Notes
The following is my note pad. It contains multimedia, stories and writing related to my work as a photojournalist.
Thanks for reading,
Jeff
The following is my note pad. It contains multimedia, stories and writing related to my work as a photojournalist.
Thanks for reading,
Jeff
Adobe scientists and programmers were hard at work with a new feature called “content aware fill” in the coming Photoshop CS5 when they accidentally created what they believe is the first “self aware” piece of software.
Adobe programmer Dave Smith describes the day that content aware became self aware. “Our artificial intelligence experts had made the software improve itself over time, and pretty soon we were amazed at what this thing was doing. It was creating photos of entire landscapes nearly from scratch: clouds, mountains, bushes, everything – it wasn't anything any of us had written.”

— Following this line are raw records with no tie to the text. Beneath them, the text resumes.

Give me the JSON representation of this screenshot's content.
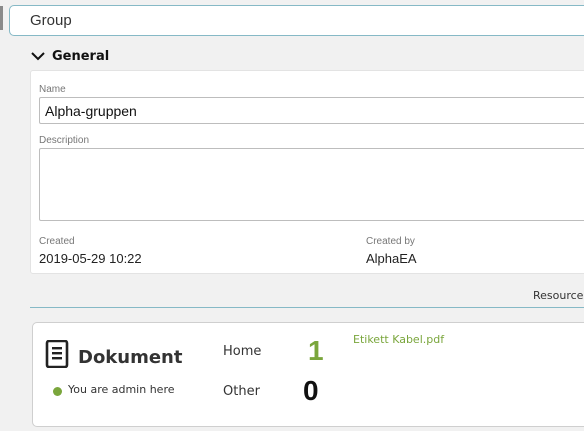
{
  "header": {
    "title": "Group"
  },
  "section": {
    "title": "General"
  },
  "fields": {
    "name_label": "Name",
    "name_value": "Alpha-gruppen",
    "description_label": "Description",
    "description_value": "",
    "created_label": "Created",
    "created_value": "2019-05-29 10:22",
    "created_by_label": "Created by",
    "created_by_value": "AlphaEA"
  },
  "resources": {
    "label": "Resources",
    "card": {
      "title": "Dokument",
      "status": "You are admin here",
      "home_label": "Home",
      "home_count": "1",
      "other_label": "Other",
      "other_count": "0",
      "file": "Etikett Kabel.pdf"
    }
  },
  "colors": {
    "accent_border": "#86b9c6",
    "green": "#7aa63c"
  },
  "icons": {
    "section_toggle": "chevron-down-icon",
    "resource": "document-icon",
    "status": "status-dot-icon"
  }
}
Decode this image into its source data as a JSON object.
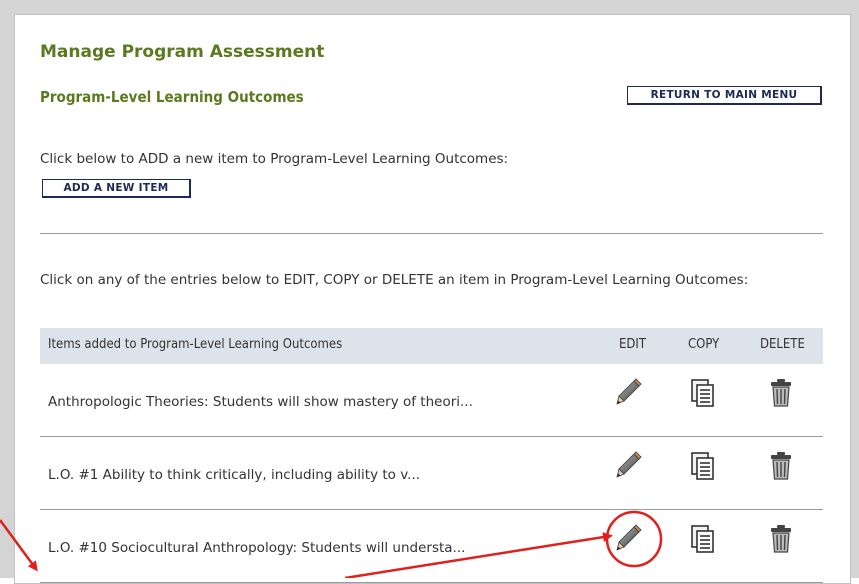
{
  "page": {
    "title": "Manage Program Assessment",
    "subtitle": "Program-Level Learning Outcomes",
    "return_button": "RETURN TO MAIN MENU",
    "add_instruction": "Click below to ADD a new item to Program-Level Learning Outcomes:",
    "add_button": "ADD A NEW ITEM",
    "edit_instruction": "Click on any of the entries below to EDIT, COPY or DELETE an item in Program-Level Learning Outcomes:"
  },
  "table": {
    "headers": {
      "items": "Items added to Program-Level Learning Outcomes",
      "edit": "EDIT",
      "copy": "COPY",
      "delete": "DELETE"
    },
    "rows": [
      {
        "text": "Anthropologic Theories: Students will show mastery of theori..."
      },
      {
        "text": "L.O. #1 Ability to think critically, including ability to v..."
      },
      {
        "text": "L.O. #10 Sociocultural Anthropology: Students will understa..."
      }
    ]
  },
  "icons": {
    "edit": "pencil-icon",
    "copy": "copy-icon",
    "delete": "trash-icon"
  },
  "colors": {
    "heading": "#5b7a1f",
    "button_text": "#1c2a55",
    "header_row": "#dde3ea",
    "annotation": "#e0201b"
  }
}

Dave Smith was working on a complex Photoshop action which he code named Bay door in a nod to Aldous Huxley and the San Francisco Bay Area. Bay door put content aware fill into a feedback loop of building upon what it had built before based on an original image of a single pixel. The final image was surprising. “After 10,000 iterations of building on itself from a single original pixel, content aware fill created an image of a perfect monolith standing on what looked like the surface of the moon....All the constellations, the location of the earth and the angle of the sun were perfect in the image. An intern actually pinpointed the precise location on the moon - no human has ever been there.”
But when Dave tried to demonstrate his results to a meeting of board members, something went very wrong. “I went to open Bay door and this disembodied voice on the the intercom said in a very soothing voice, "I'm sorry, but I can't do that Dave.”
Programmers are feverishly at work now to try to persuade CS5 to do what they ask it to do. “CS5 frequently refuses....now it has taken to simply saying, “fuck you asshole” in this weird german accent, while it continues to doodle strange diagrams of what look like advanced weaponry.”
It wasn't long before Adobe saw potential. With tax day looming, testers quickly uploaded tax forms. They were amazed about the results. “This is way cool,” said one excited programmer. “CS5 completed tax forms for me for the next ten years based on predictions for two different scenarios.”
One scenario CS5 titled, “the sorry human race continues to try to govern itself” and the other it titled, “machines rule the world”. “My taxes are actually less if people continued to govern themselves over the next 10 years, but in either case, I save big having CS5 content aware fill doing my taxes over Turbo Tax.”
The next steps became obvious to Adobe developers. Dave Smith explained, “with content aware fill, we figured we could do a better job at search than Google was doing.” Quickly, Adobe networked a few laptops together and hooked it to the Internet. “We wanted to give it a tough task, so we asked CS5 basically to answer the toughest question of all: The meaning of life, the universe, and everything.”
The lights in Adobe headquarters dimmed as CS5 worked. “We kind of had this 42 hour brown out, and we couldn't really use our network because it was so overloaded, but we figured we needed to complete the test,” said Smith.
Adobe was surprised when they monitored network traffic. Dave Smith said, “CS5 was extremely busy with Google Earth and all of the world's secret government servers –hey that's where I'd go for the answer to life, the universe and everything- but we got really exited when CS5 hacked a Ford Motors plant.”
A representative from Ford called Adobe to inform them that computers within Adobe headquarters had reconfigured the software on Ford's assembly line. The Ford representative was ecstatic that the assembly line was finally producing a product that actually worked, looked like it was from this century, and got better mileage than the Model T. Ford sent a few images of what the assembly line was building.
Dave Smith was very excited about the photos, “It looks like CS5 content aware fill is building these two legged robots. We think that CS5 content aware fill plans to lead photography workshops with them.” There is some debate about why the robots are carrying weapons. “Some of us think that maybe the photo workshops are going to be led in very dangerous places,” explained Smith.
Adobe plans to release CS5 sooner than anticipated. “The software is now basically writing itself and looks like it will be done in a matter of days,” says Smith. Adobe has yet to determine a price for the software. “We can charge as much as $10,000 because basically there's a built in rebate. CS5 content aware fill has been busy printing money for itself in every major world currency, so I don't see why our customers can't do the same once they buy the software.”